HUD | Enable/Disable Django Apps

This post describes how Django apps in a project can be enabled/disabled via settings. The requirement is to be able to enable/disable Djanga apps with flags. If the app is enabled in the project then it will be loaded, its urls and templates will be available to users. On the other hand if an app is disabled then its templates and urls are not available to the user.

For example in the screenshot below the word cloud app is enabled on the left. The app is available on the navbar and homepage . The deployment to the right does not have the word cloud app enabled. Notice that the templates have adjusted themselves based on configuration.

To prevent Django from loading an app is easy. Just do not add it to the list of INSTALLED_APPS in Django settings. However the root url conf, ROOT_URLCONF will need to be changed accordingly. Again, url references in templates cannot be enabled/disabled using just the INSTALLED_APPS. Editing templates and root url confs to tailor them just for a specific deployment is not recommended. This creates additional effort as that particular deployment will need to be tracked and maintained separately.

A better implementation is to specify whether an app is enabled/not and the project will load appropriately. For each app we need its

a) Switch name: This tells the rest of the project whether the app is enabled or disabled. i.e a flag like wordcloud_enabled to check against. This is particularly useful for templates. 

b) Url regex: This is the base url pattern for the app. For example all urls for articles app will have the "articles/" base pattern as prefix.
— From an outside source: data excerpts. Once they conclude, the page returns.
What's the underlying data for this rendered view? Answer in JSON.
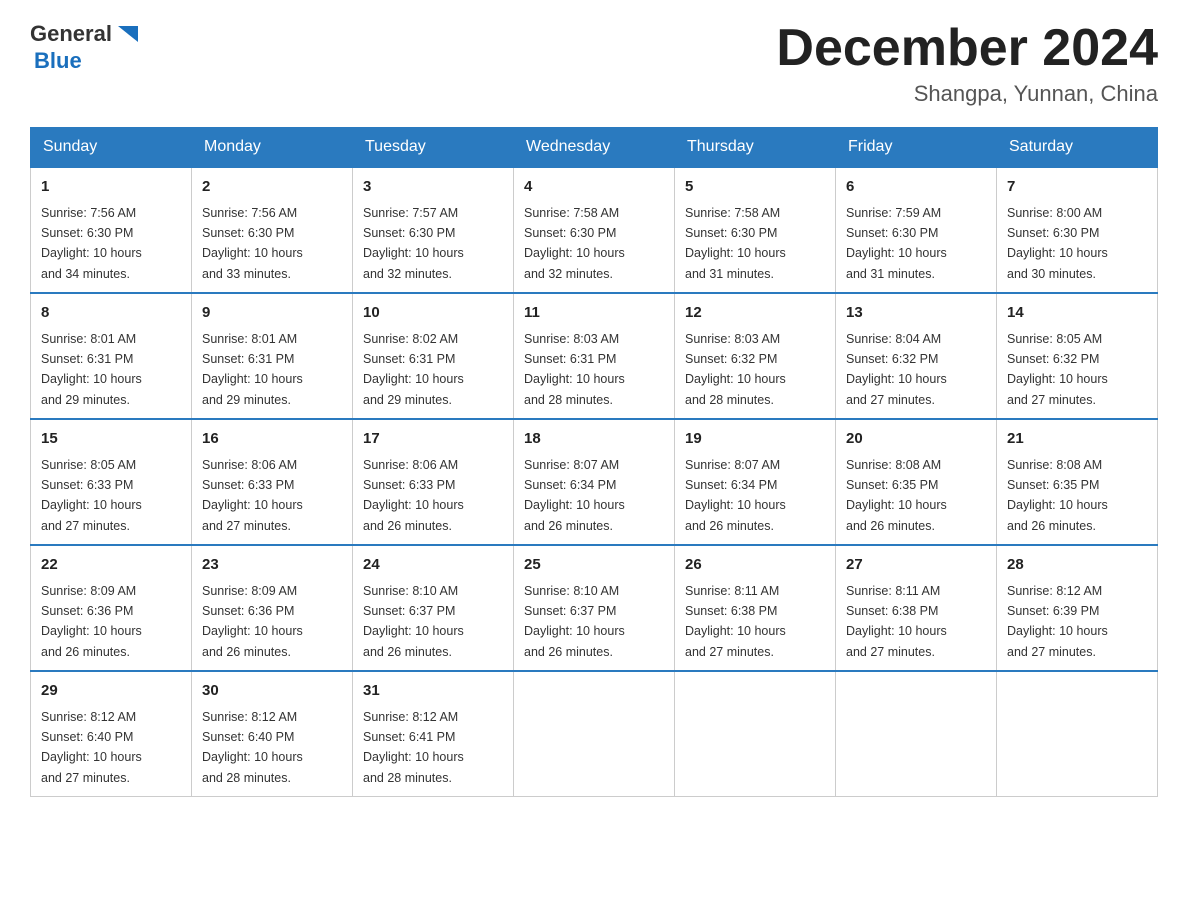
{
  "header": {
    "logo_general": "General",
    "logo_blue": "Blue",
    "title": "December 2024",
    "location": "Shangpa, Yunnan, China"
  },
  "columns": [
    "Sunday",
    "Monday",
    "Tuesday",
    "Wednesday",
    "Thursday",
    "Friday",
    "Saturday"
  ],
  "weeks": [
    [
      {
        "day": "1",
        "info": "Sunrise: 7:56 AM\nSunset: 6:30 PM\nDaylight: 10 hours\nand 34 minutes."
      },
      {
        "day": "2",
        "info": "Sunrise: 7:56 AM\nSunset: 6:30 PM\nDaylight: 10 hours\nand 33 minutes."
      },
      {
        "day": "3",
        "info": "Sunrise: 7:57 AM\nSunset: 6:30 PM\nDaylight: 10 hours\nand 32 minutes."
      },
      {
        "day": "4",
        "info": "Sunrise: 7:58 AM\nSunset: 6:30 PM\nDaylight: 10 hours\nand 32 minutes."
      },
      {
        "day": "5",
        "info": "Sunrise: 7:58 AM\nSunset: 6:30 PM\nDaylight: 10 hours\nand 31 minutes."
      },
      {
        "day": "6",
        "info": "Sunrise: 7:59 AM\nSunset: 6:30 PM\nDaylight: 10 hours\nand 31 minutes."
      },
      {
        "day": "7",
        "info": "Sunrise: 8:00 AM\nSunset: 6:30 PM\nDaylight: 10 hours\nand 30 minutes."
      }
    ],
    [
      {
        "day": "8",
        "info": "Sunrise: 8:01 AM\nSunset: 6:31 PM\nDaylight: 10 hours\nand 29 minutes."
      },
      {
        "day": "9",
        "info": "Sunrise: 8:01 AM\nSunset: 6:31 PM\nDaylight: 10 hours\nand 29 minutes."
      },
      {
        "day": "10",
        "info": "Sunrise: 8:02 AM\nSunset: 6:31 PM\nDaylight: 10 hours\nand 29 minutes."
      },
      {
        "day": "11",
        "info": "Sunrise: 8:03 AM\nSunset: 6:31 PM\nDaylight: 10 hours\nand 28 minutes."
      },
      {
        "day": "12",
        "info": "Sunrise: 8:03 AM\nSunset: 6:32 PM\nDaylight: 10 hours\nand 28 minutes."
      },
      {
        "day": "13",
        "info": "Sunrise: 8:04 AM\nSunset: 6:32 PM\nDaylight: 10 hours\nand 27 minutes."
      },
      {
        "day": "14",
        "info": "Sunrise: 8:05 AM\nSunset: 6:32 PM\nDaylight: 10 hours\nand 27 minutes."
      }
    ],
    [
      {
        "day": "15",
        "info": "Sunrise: 8:05 AM\nSunset: 6:33 PM\nDaylight: 10 hours\nand 27 minutes."
      },
      {
        "day": "16",
        "info": "Sunrise: 8:06 AM\nSunset: 6:33 PM\nDaylight: 10 hours\nand 27 minutes."
      },
      {
        "day": "17",
        "info": "Sunrise: 8:06 AM\nSunset: 6:33 PM\nDaylight: 10 hours\nand 26 minutes."
      },
      {
        "day": "18",
        "info": "Sunrise: 8:07 AM\nSunset: 6:34 PM\nDaylight: 10 hours\nand 26 minutes."
      },
      {
        "day": "19",
        "info": "Sunrise: 8:07 AM\nSunset: 6:34 PM\nDaylight: 10 hours\nand 26 minutes."
      },
      {
        "day": "20",
        "info": "Sunrise: 8:08 AM\nSunset: 6:35 PM\nDaylight: 10 hours\nand 26 minutes."
      },
      {
        "day": "21",
        "info": "Sunrise: 8:08 AM\nSunset: 6:35 PM\nDaylight: 10 hours\nand 26 minutes."
      }
    ],
    [
      {
        "day": "22",
        "info": "Sunrise: 8:09 AM\nSunset: 6:36 PM\nDaylight: 10 hours\nand 26 minutes."
      },
      {
        "day": "23",
        "info": "Sunrise: 8:09 AM\nSunset: 6:36 PM\nDaylight: 10 hours\nand 26 minutes."
      },
      {
        "day": "24",
        "info": "Sunrise: 8:10 AM\nSunset: 6:37 PM\nDaylight: 10 hours\nand 26 minutes."
      },
      {
        "day": "25",
        "info": "Sunrise: 8:10 AM\nSunset: 6:37 PM\nDaylight: 10 hours\nand 26 minutes."
      },
      {
        "day": "26",
        "info": "Sunrise: 8:11 AM\nSunset: 6:38 PM\nDaylight: 10 hours\nand 27 minutes."
      },
      {
        "day": "27",
        "info": "Sunrise: 8:11 AM\nSunset: 6:38 PM\nDaylight: 10 hours\nand 27 minutes."
      },
      {
        "day": "28",
        "info": "Sunrise: 8:12 AM\nSunset: 6:39 PM\nDaylight: 10 hours\nand 27 minutes."
      }
    ],
    [
      {
        "day": "29",
        "info": "Sunrise: 8:12 AM\nSunset: 6:40 PM\nDaylight: 10 hours\nand 27 minutes."
      },
      {
        "day": "30",
        "info": "Sunrise: 8:12 AM\nSunset: 6:40 PM\nDaylight: 10 hours\nand 28 minutes."
      },
      {
        "day": "31",
        "info": "Sunrise: 8:12 AM\nSunset: 6:41 PM\nDaylight: 10 hours\nand 28 minutes."
      },
      null,
      null,
      null,
      null
    ]
  ]
}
And the url for posting articles can be https://www.server.com/article/post

c) Urls module: The Python module that holds the app's url patterns. In the above example the url patterns for posting, editing and deleting articles etc are specified in this module.

These 3 details are easily configurable in named tuples as shown.
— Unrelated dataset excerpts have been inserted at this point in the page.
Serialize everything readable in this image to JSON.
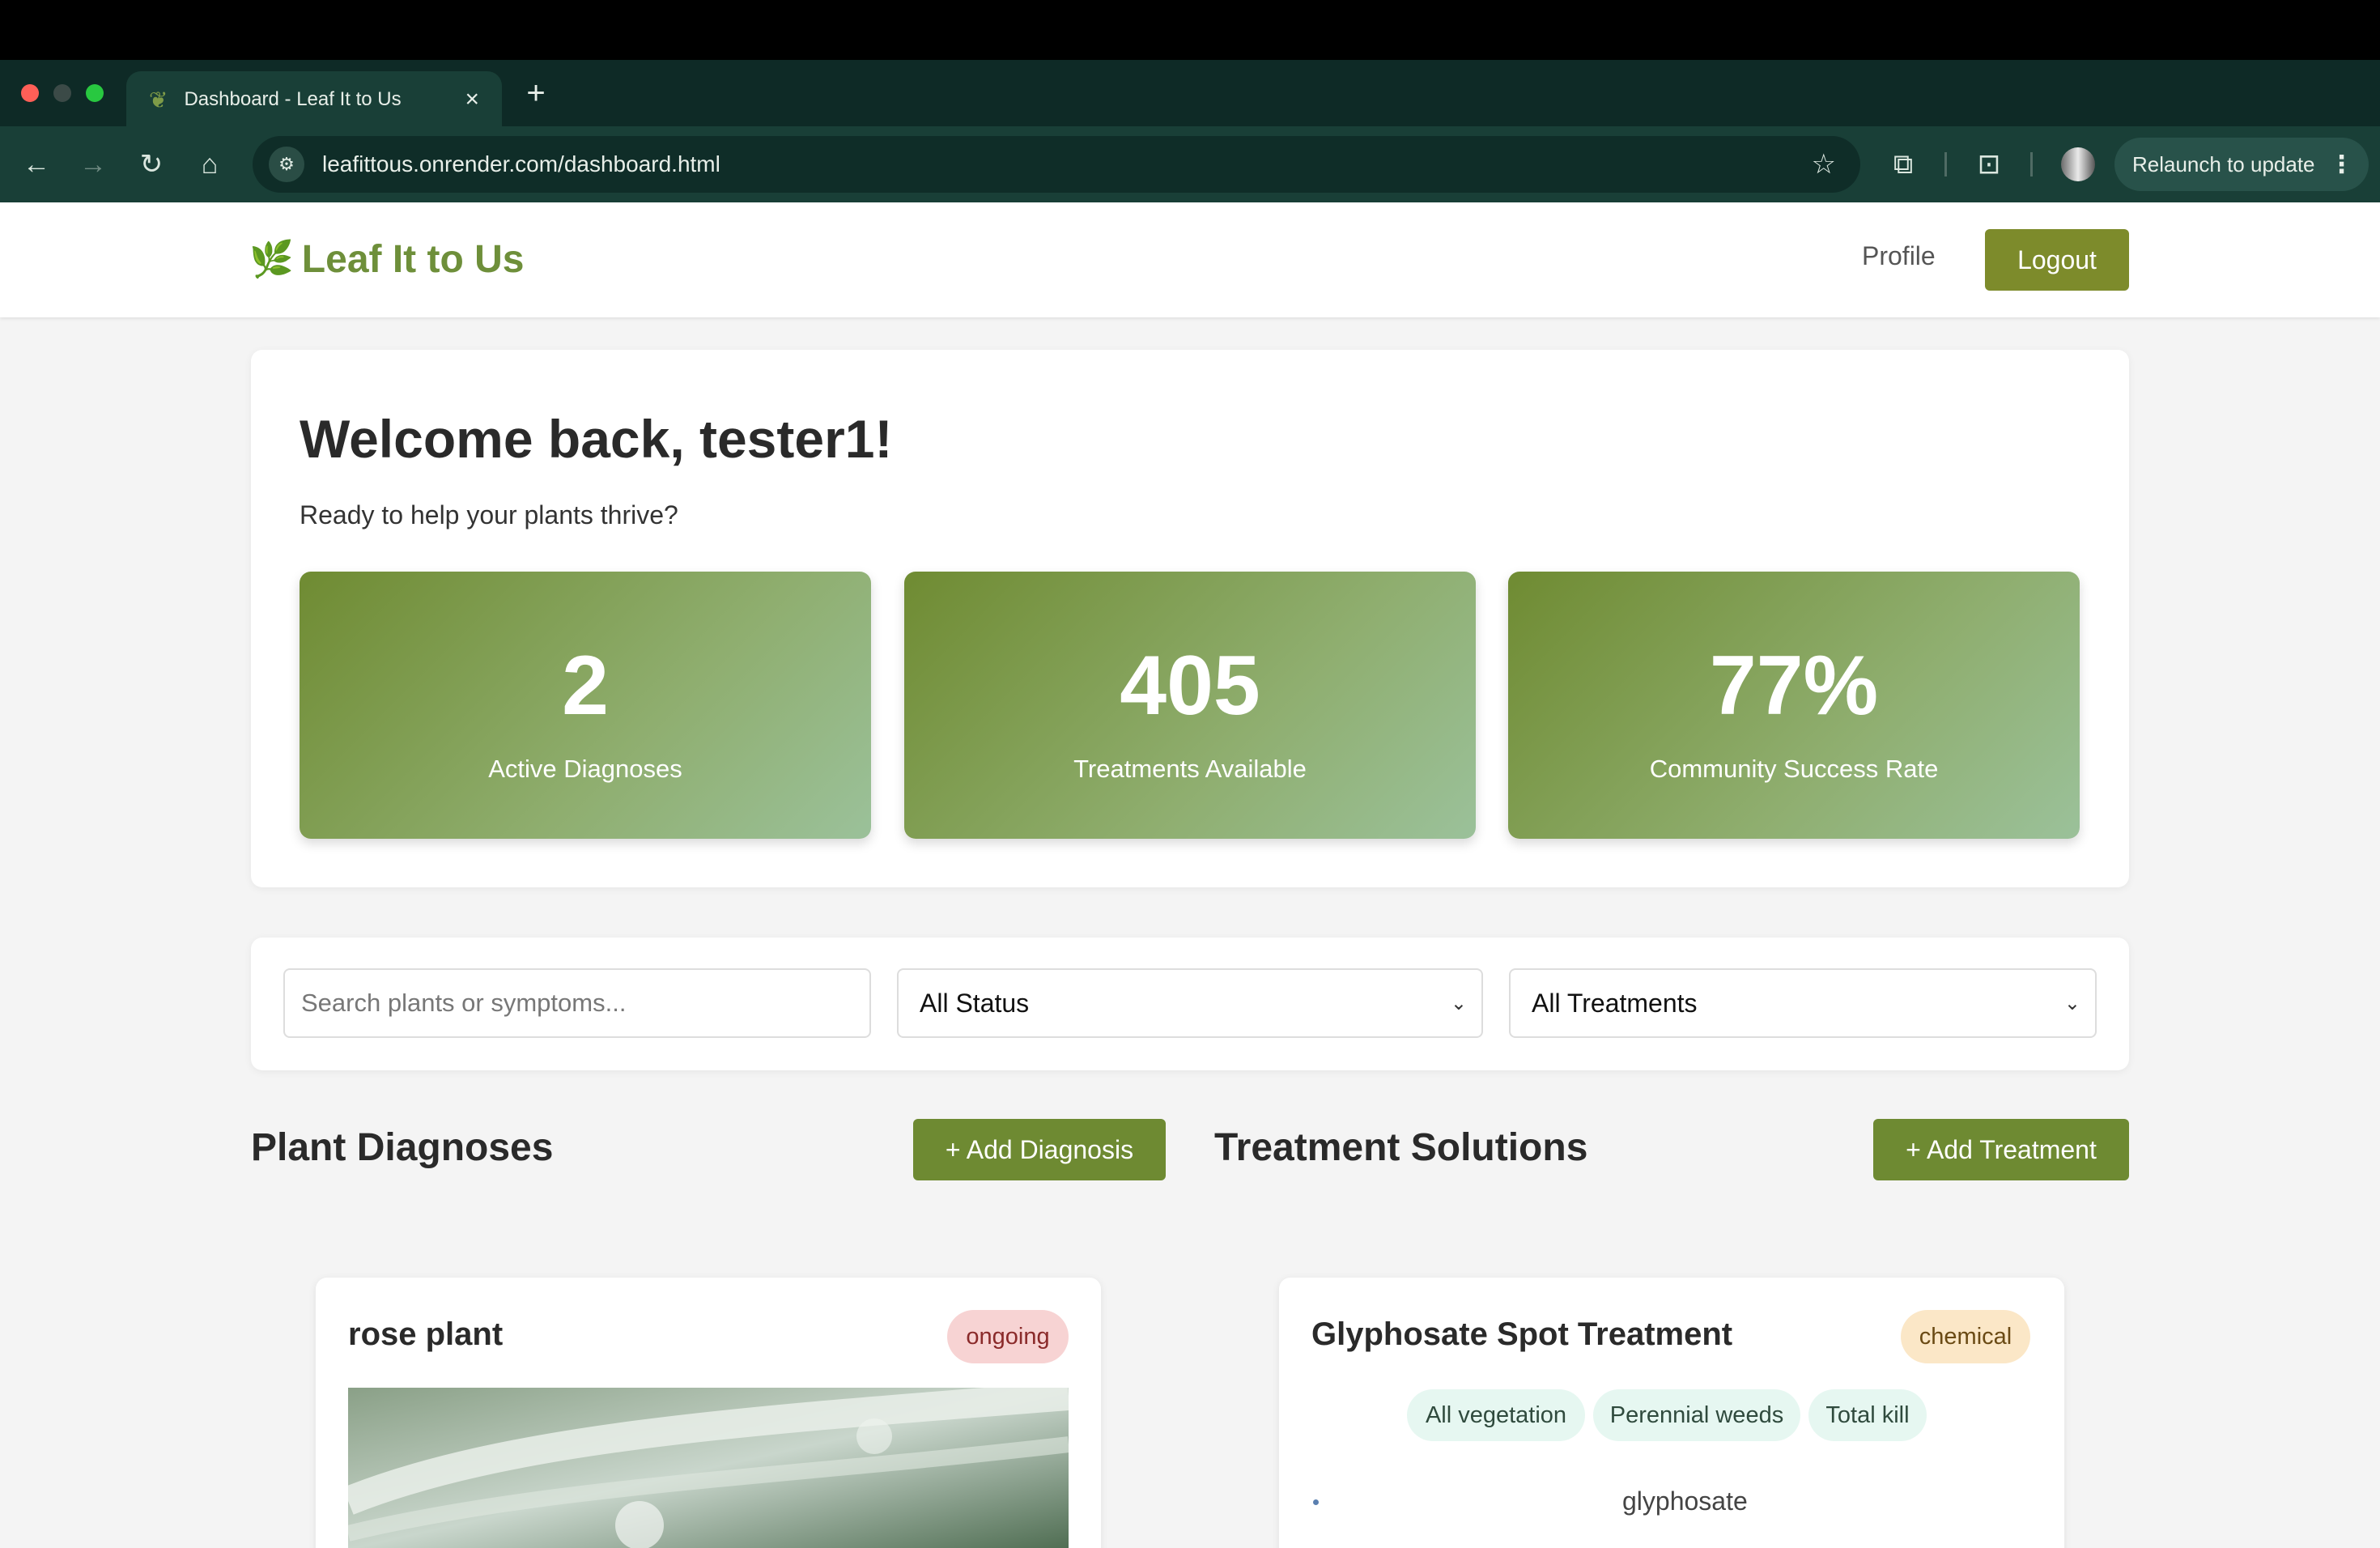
{
  "browser": {
    "tab_title": "Dashboard - Leaf It to Us",
    "url": "leafittous.onrender.com/dashboard.html",
    "relaunch_label": "Relaunch to update"
  },
  "header": {
    "brand": "Leaf It to Us",
    "profile_link": "Profile",
    "logout_label": "Logout"
  },
  "welcome": {
    "title": "Welcome back, tester1!",
    "subtitle": "Ready to help your plants thrive?"
  },
  "stats": [
    {
      "value": "2",
      "label": "Active Diagnoses"
    },
    {
      "value": "405",
      "label": "Treatments Available"
    },
    {
      "value": "77%",
      "label": "Community Success Rate"
    }
  ],
  "filters": {
    "search_placeholder": "Search plants or symptoms...",
    "status_selected": "All Status",
    "treatment_selected": "All Treatments"
  },
  "diagnoses": {
    "title": "Plant Diagnoses",
    "add_label": "+ Add Diagnosis",
    "items": [
      {
        "name": "rose plant",
        "status": "ongoing"
      }
    ]
  },
  "treatments": {
    "title": "Treatment Solutions",
    "add_label": "+ Add Treatment",
    "items": [
      {
        "name": "Glyphosate Spot Treatment",
        "type": "chemical",
        "tags": [
          "All vegetation",
          "Perennial weeds",
          "Total kill"
        ],
        "ingredients": [
          "glyphosate"
        ]
      }
    ]
  },
  "colors": {
    "brand_green": "#6e8f3a",
    "button_olive": "#7d8b2b",
    "add_button_green": "#6e8a32",
    "ongoing_badge_bg": "#f7d3d3",
    "chemical_badge_bg": "#fbe7c7",
    "tag_bg": "#e6f7f1"
  }
}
1) Controlling apps in templates: 

Users should not be able to view or use urls of a disabled app. In order to achieve this templates should know whether an app is disabled. This is made possible using a list of Application tuples and a template context processor. The switches tell the template whether an app is enabled or not. The context that contains the app's state is generated from the Application tuples and made available by a context processor. 
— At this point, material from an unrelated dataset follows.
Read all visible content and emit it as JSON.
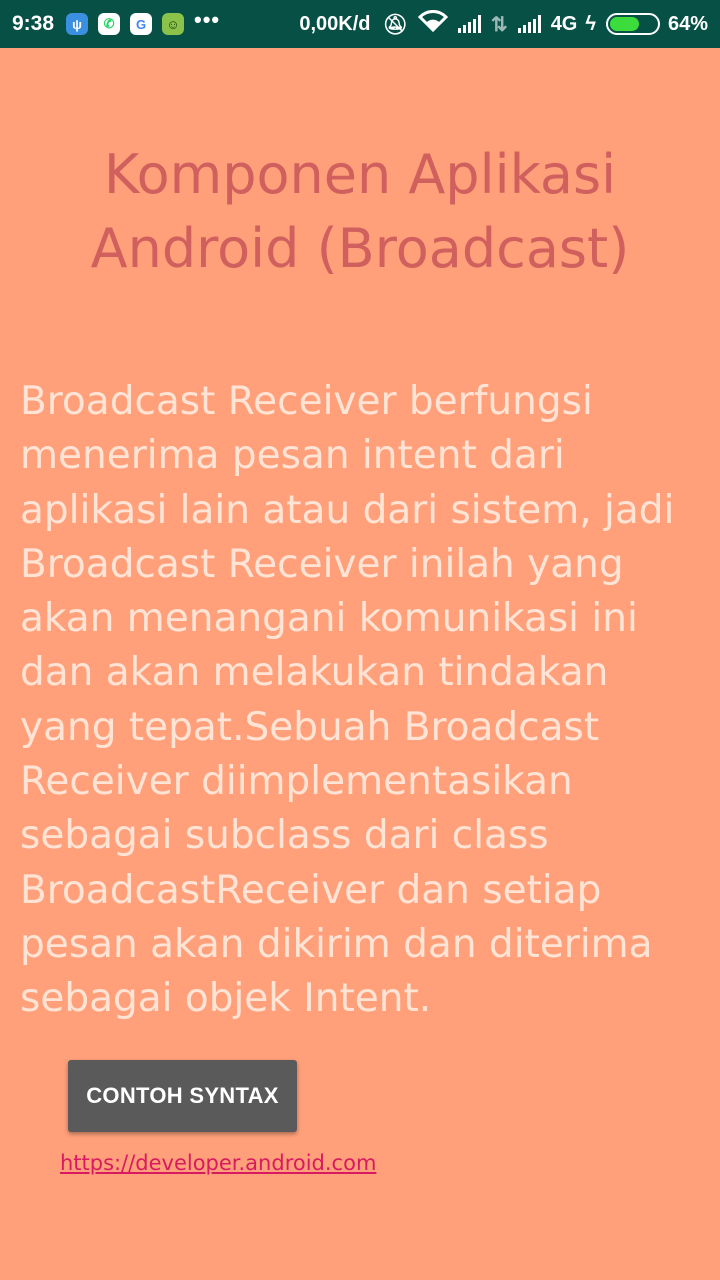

In this solution, so long as the templates are as modular as possible, i.e utilising template hierarchy to separate template fragments, we can enable/disable parts of the user interface. The solution becomes as simple as the following check in a template for the navbar for the ml machine learning application.

Notice that the template uses the flag 'ml_enabled' to check ml app is enabled. Each application needs a flag that describes its state. This flag/label is also configurable.

2) Now comes the root url confs. 

For each enabled application we need the url regex and the urls module for the application. These are added to urlpatterns in root url conf. This is shown below.

Deploying application updates | Quick automation using shell scripts

This post describes how the visualisation and machine learning application is currently updated to servers. See the application demo on YouTube using the playlist.

There are 2 Ubuntu server host machines in the load balanced pool. Python 3.5.3 and Virtualenv are compiled and are available on the machines. System Python is not used. The web application updates are made available on a particular branch of the Bitbucket git repository. The repository is configured with read-only keys for release use. This key is different from the developer keys. On the Ubuntu hosts the read-only keys are configured such that the keys get added to ssh-agent on agent startup. Only the branch with tested final release is cloned. 

There is a root folder within which each release is cloned to a specific date-timed folder. So there will be multiple folders each representing a particular update or release. A symbolic link 'current' points to the latest release running in production. The modwsgi-express server config points to this symbolic link. This avoids having to modify the modwsgi_express configuration on every application feature update. Finally this makes rollback as easy as pointing back to the previous release folder.

All of this is done using a simple shell script. The root folder, branch to clone, number of processes, thread counts etc are configurable. Figure shows the file with list of server ips and update scripts.

This shell script logs into the deployment servers using ssh (another key for admins). 

Then it performs the tasks mentioned above. This deployment also ensures that each release runs on its own python virtual environment. After the cloning, the virtualenv's  requirements.txt is available and is used to create a new environment in the release folder. If needed each of the date-timed folder mentioned above can be put back in production. The script accesses the servers listed in a configuration file. Each machine is updated sequentially. The figure shows the script logging into the first server in list.

The ssh-agent is also used only for the duration of the update. The agent is started at the beginning of the script and stopped at the end. Finally, the modwsgi_express server is restarted in this script. This is not necessary and will be removed in the next iteration. The figure shows the script finishing up on the first server and moving onto the next server in list. 

Notes:

This script based approach configures everything from the virtualenv upwards. However the infrastructure can also be configured and kept in code using tools like Puppet, chef and the like. Here the focus is on the application side and is kept simple using shell scripting.